Question: Thanks to Mr. Woodcock for the correct terminology. Anyway, two law review articles discuss the full/partial discharge issue: Milligan, 34 U.C. Davis L. Rev. 221 (2000) and Pashman, 44 NY L. Rev. 34 (2001).

I believe it is Milligan, who argues that the discharge exception should be abolished altogether while Pashman feels that the goal of bankruptcy was a “fresh start” and should be applicable to student loans.

Notwithstanding these two arguments, assuming you could discharge your student loans, you’d have to suffer under the slavery of paying off student loans for SEVEN YEARS, before even making an attempt at filing for bankruptcy.

So why bother with filing a bankruptcy. Just move the hell away from America. Like someone mentioned earlier, the list of countries where english is spoken is numerous. And many I might add, have beautiful white sand beaches.

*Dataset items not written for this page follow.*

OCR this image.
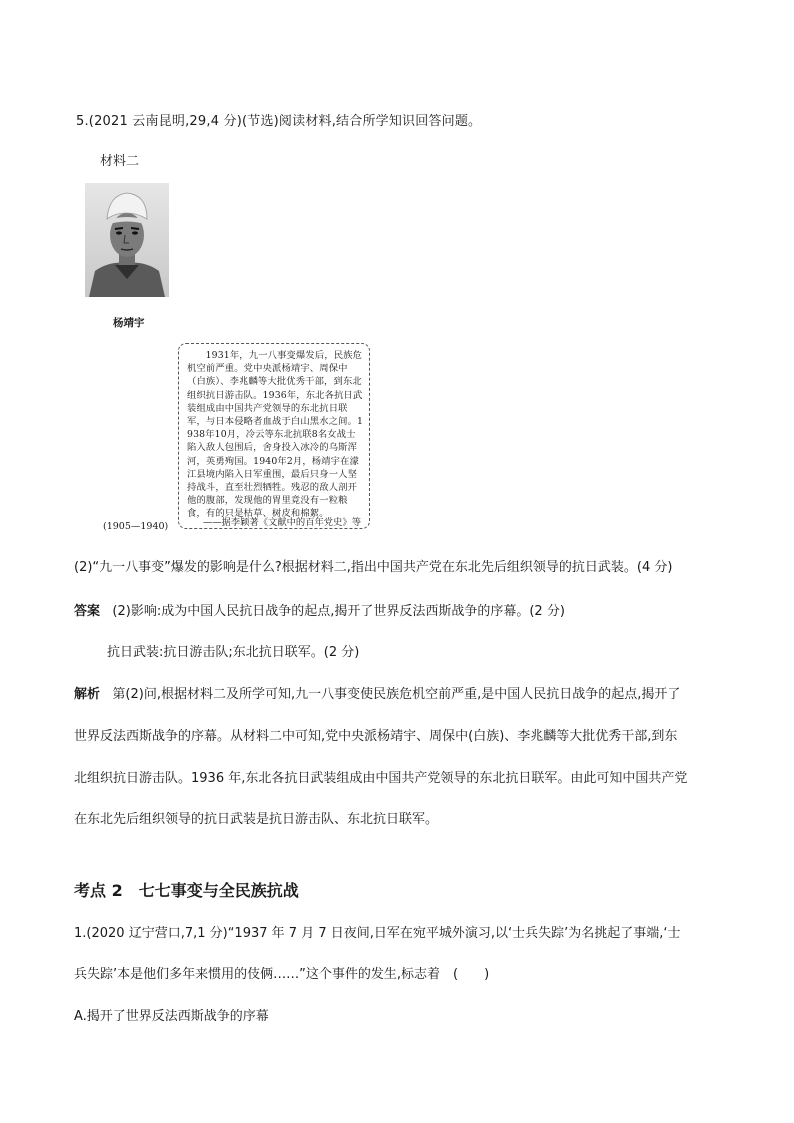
5.(2021 云南昆明,29,4 分)(节选)阅读材料,结合所学知识回答问题。
材料二
杨靖宇
(1905—1940)

1931年，九一八事变爆发后，民族危机空前严重。党中央派杨靖宇、周保中（白族）、李兆麟等大批优秀干部，到东北组织抗日游击队。1936年，东北各抗日武装组成由中国共产党领导的东北抗日联军，与日本侵略者血战于白山黑水之间。1938年10月，冷云等东北抗联8名女战士陷入敌人包围后，舍身投入冰冷的乌斯浑河，英勇殉国。1940年2月，杨靖宇在濛江县境内陷入日军重围，最后只身一人坚持战斗，直至壮烈牺牲。残忍的敌人剖开他的腹部，发现他的胃里竟没有一粒粮食，有的只是枯草、树皮和棉絮。

——据李颖著《文献中的百年党史》等
(2)“九一八事变”爆发的影响是什么?根据材料二,指出中国共产党在东北先后组织领导的抗日武装。(4 分)
答案 (2)影响:成为中国人民抗日战争的起点,揭开了世界反法西斯战争的序幕。(2 分)
抗日武装:抗日游击队;东北抗日联军。(2 分)
解析 第(2)问,根据材料二及所学可知,九一八事变使民族危机空前严重,是中国人民抗日战争的起点,揭开了
世界反法西斯战争的序幕。从材料二中可知,党中央派杨靖宇、周保中(白族)、李兆麟等大批优秀干部,到东
北组织抗日游击队。1936 年,东北各抗日武装组成由中国共产党领导的东北抗日联军。由此可知中国共产党
在东北先后组织领导的抗日武装是抗日游击队、东北抗日联军。
考点 2　七七事变与全民族抗战
1.(2020 辽宁营口,7,1 分)“1937 年 7 月 7 日夜间,日军在宛平城外演习,以‘士兵失踪’为名挑起了事端,‘士
兵失踪’本是他们多年来惯用的伎俩……”这个事件的发生,标志着　(　　)
A.揭开了世界反法西斯战争的序幕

Of course, there are two other avenues you could use to avoid student loan debt. These will get you even into more debt and are quite risky. The first is you buy a house. Let the equity on the house appreciate for five years, then refinance and take out another loan against the equity of your home. Transfer all your student loan debt to this new loan. The debt no longer is educational and becomes a “consumer debt.” Then you file for a regular chapter 7. If you really want to get sick, you might be able to keep the house and the equity that appreciated under it through the homestead exception! The second is a business loan. Set up a dot.com and borrow enough to pay off the educational debt. Again, the debt becomes a commercial loan. File a chapter 11 reorganization or chapter 13.

Answer: Well, you’ve got me chuckling. Not because you’re not right. The system definitely does penalize those of us who did not take out credit card cash advances to pay off our student loans, when we had ample opportunity to do so. Judges in this area generally seem to be jaded, to have lost contact with the possibility that many (never mind a majority of) student borrowers are not scam artists. But as I say, you’ve definitely described one option, for the person who knows better than to have faith that a court will reward the honest borrower. Congress and the courts have adopted an “us versus them” attitude, and I bet that, in future years, an increasing number of student borrowers will play the game according to the rules handed to them — that is, they will abuse the system because that’s the only way in which they can be confident of getting out alive.

Let’s put it this way: if you’re more likely to be able to afford an attorney before filing bankruptcy than after, then you’re naturally more likely to put more energy into “pre-bankruptcy planning” (the accepted corporate euphemism for doing what it takes to get the result you want in bankruptcy court) than into the post-bankruptcy litigation. That would be true even if courts gave you a fair shake in the latter context; it is likely to be much more true when they don’t. In other words, the shrewd operator will probably realize that it pays to work from a position of strength, rather than coming to the court later with hat in hand, hoping for a break.

To me, this is a retarded situation. Everyone knows that you tend to drive in the direction where you’re looking. If you think you might have to file bankruptcy at some point — a normal worry in a huge number of American households — and if you hear that getting real relief in bankruptcy court may be a matter of getting your ducks in a row months (or even years) before actually filing, well, I’d bet that a fair number of people are going to prepare themselves just in case they might have to file bankruptcy sometime down the line; and this, in turn, increases the odds that, when the shit finally does hit the fan (as it does for almost anyone, at one time or another), the bankruptcy option is going to look pretty tempting.